Data Scraper

AdvisoryAudited by Static analysis on Apr 30, 2026.

Overview

No suspicious patterns detected.

Findings (0)

Artifact-based informational review of SKILL.md, metadata, install specs, static scan signals, and capability signals. ClawScan does not execute the skill or run runtime probes.

What this means

The skill can send requests from the user's machine or workspace to arbitrary web addresses provided to it.

Why it was flagged

The script fetches whatever URL is supplied. This is central to a web-scraping skill, but users should ensure the URL is intended, authorized, and safe to request from their environment.

Skill content
if ! curl -s -L -A "Mozilla/5.0" "$URL" > "$TMP_FILE"; then
Recommendation

Use it only for public or authorized pages, avoid scraping internal/private endpoints, and set explicit rate limits for repeated scraping.

What this means

If a user supplies a token or cookie, the scraper may access pages as that user on the target site.

Why it was flagged

The documentation shows optional use of bearer tokens and session cookies for authenticated scraping. This is purpose-aligned, but those values can grant account access.

Skill content
data-scraper fetch URL --header "Authorization: Bearer TOKEN"

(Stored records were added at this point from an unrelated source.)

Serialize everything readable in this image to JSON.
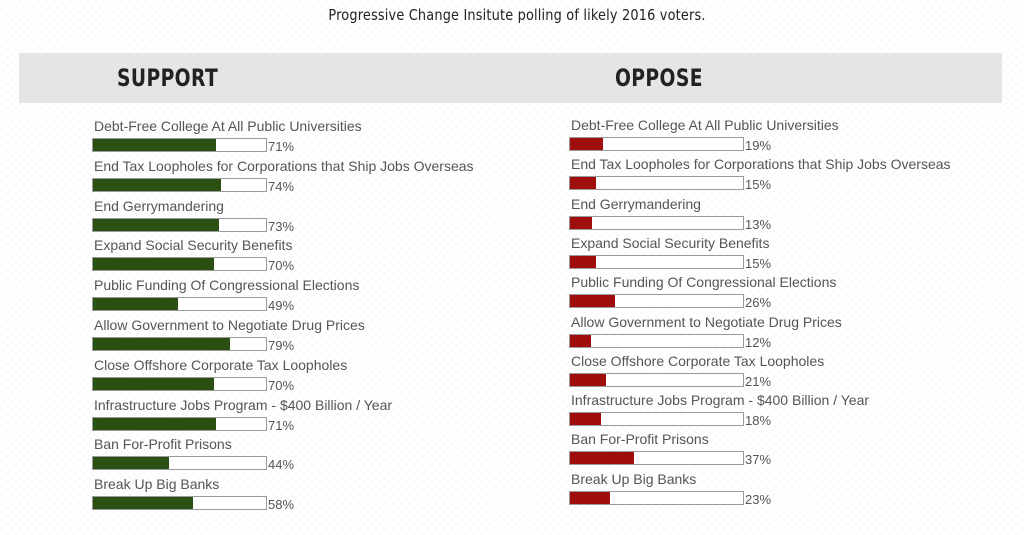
{
  "title": "Progressive Change Insitute polling of likely 2016 voters.",
  "colors": {
    "support": "#2a5013",
    "oppose": "#a00d0d",
    "header_band": "#e5e5e5"
  },
  "chart_data": [
    {
      "type": "bar",
      "title": "SUPPORT",
      "unit": "%",
      "categories": [
        "Debt-Free College At All Public Universities",
        "End Tax Loopholes for Corporations that Ship Jobs Overseas",
        "End Gerrymandering",
        "Expand Social Security Benefits",
        "Public Funding Of Congressional Elections",
        "Allow Government to Negotiate Drug Prices",
        "Close Offshore Corporate Tax Loopholes",
        "Infrastructure Jobs Program - $400 Billion / Year",
        "Ban For-Profit Prisons",
        "Break Up Big Banks"
      ],
      "values": [
        71,
        74,
        73,
        70,
        49,
        79,
        70,
        71,
        44,
        58
      ],
      "value_labels": [
        "71%",
        "74%",
        "73%",
        "70%",
        "49%",
        "79%",
        "70%",
        "71%",
        "44%",
        "58%"
      ],
      "ylim": [
        0,
        100
      ]
    },
    {
      "type": "bar",
      "title": "OPPOSE",
      "unit": "%",
      "categories": [
        "Debt-Free College At All Public Universities",
        "End Tax Loopholes for Corporations that Ship Jobs Overseas",
        "End Gerrymandering",
        "Expand Social Security Benefits",
        "Public Funding Of Congressional Elections",
        "Allow Government to Negotiate Drug Prices",
        "Close Offshore Corporate Tax Loopholes",
        "Infrastructure Jobs Program - $400 Billion / Year",
        "Ban For-Profit Prisons",
        "Break Up Big Banks"
      ],
      "values": [
        19,
        15,
        13,
        15,
        26,
        12,
        21,
        18,
        37,
        23
      ],
      "value_labels": [
        "19%",
        "15%",
        "13%",
        "15%",
        "26%",
        "12%",
        "21%",
        "18%",
        "37%",
        "23%"
      ],
      "ylim": [
        0,
        100
      ]
    }
  ]
}
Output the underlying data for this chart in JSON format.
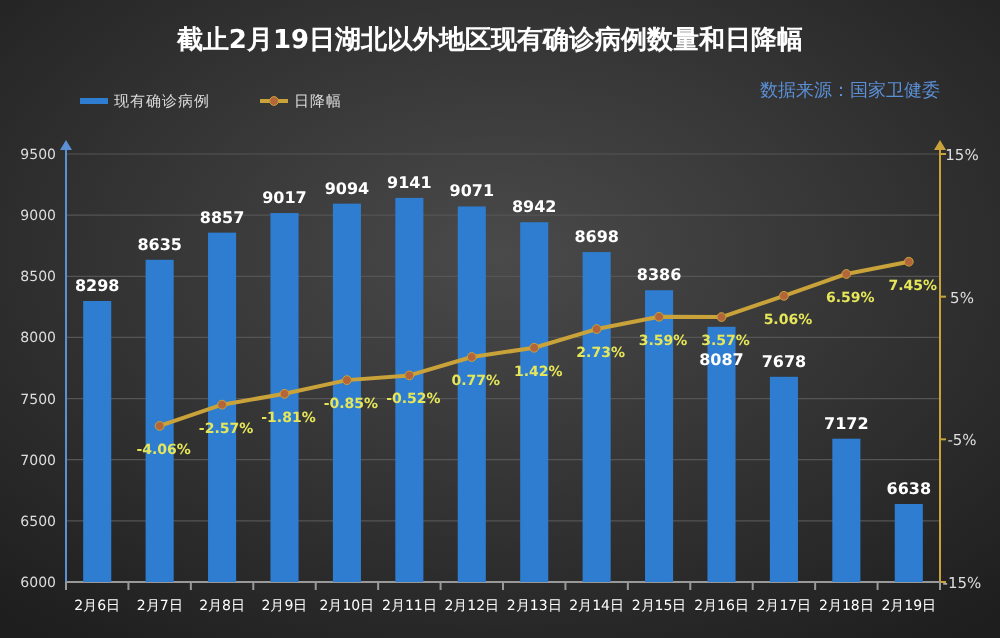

data-scraper fetch URL --cookie "session=abc123"
Recommendation

Only provide scoped, temporary credentials for sites you are allowed to scrape, and avoid using account cookies for sensitive services unless necessary.

What this means

Scraped data may remain in local memory files and later influence reports or analysis.

Why it was flagged

The guide describes saving scraped outputs into workspace memory. This is expected for monitoring and reporting, but scraped content can persist and be reused later.

Skill content
memory/scraped/
  ├── kmong-ai-chatbot-2026-02-14.json
  ├── toss-tech-posts-2026-02-14.json
  └── product-prices-2026-02-14.json
Recommendation

Do not scrape sensitive pages unless you intend to store the results, and periodically review or delete stored scrape data.

What this means

Scrape activity metadata may be picked up by reporting workflows.

Why it was flagged

The generated event is explicitly marked for another workflow or consumer named daily-report. The event contains the scraped URL and format, not the page content, but it is still a cross-workflow data flow.

Skill content
"consumers": ["daily-report"]
Recommendation

Check whether daily-report or similar consumers are enabled before scraping URLs that reveal private interests or internal resources.

What this means

Some documented commands or safety features may not actually be available from the included files.

Why it was flagged

The documentation refers to a data-scraper CLI with commands such as fetch, extract, batch, and watch, but the supplied artifacts include no install spec and only a minimal run.sh script. This is a packaging/capability mismatch rather than evidence of malicious behavior.

Skill content
data-scraper fetch "https://example.com/article"
Recommendation

Verify the installed command and prefer the reviewed run.sh behavior unless additional trusted implementation files are provided.

What this means

A user may overestimate the scraper's built-in politeness controls.

Why it was flagged

The documentation claims rate-limiting and robots.txt behavior, but the included run.sh performs a simple single curl request and does not implement those controls. Users should not assume those safeguards exist unless another trusted implementation is present.

Skill content
- Default: 1 request per second per domain
- Respects `robots.txt` when `--polite` flag is set
Recommendation

Manually enforce robots.txt checks, delays, and retry limits when doing repeated or batch scraping.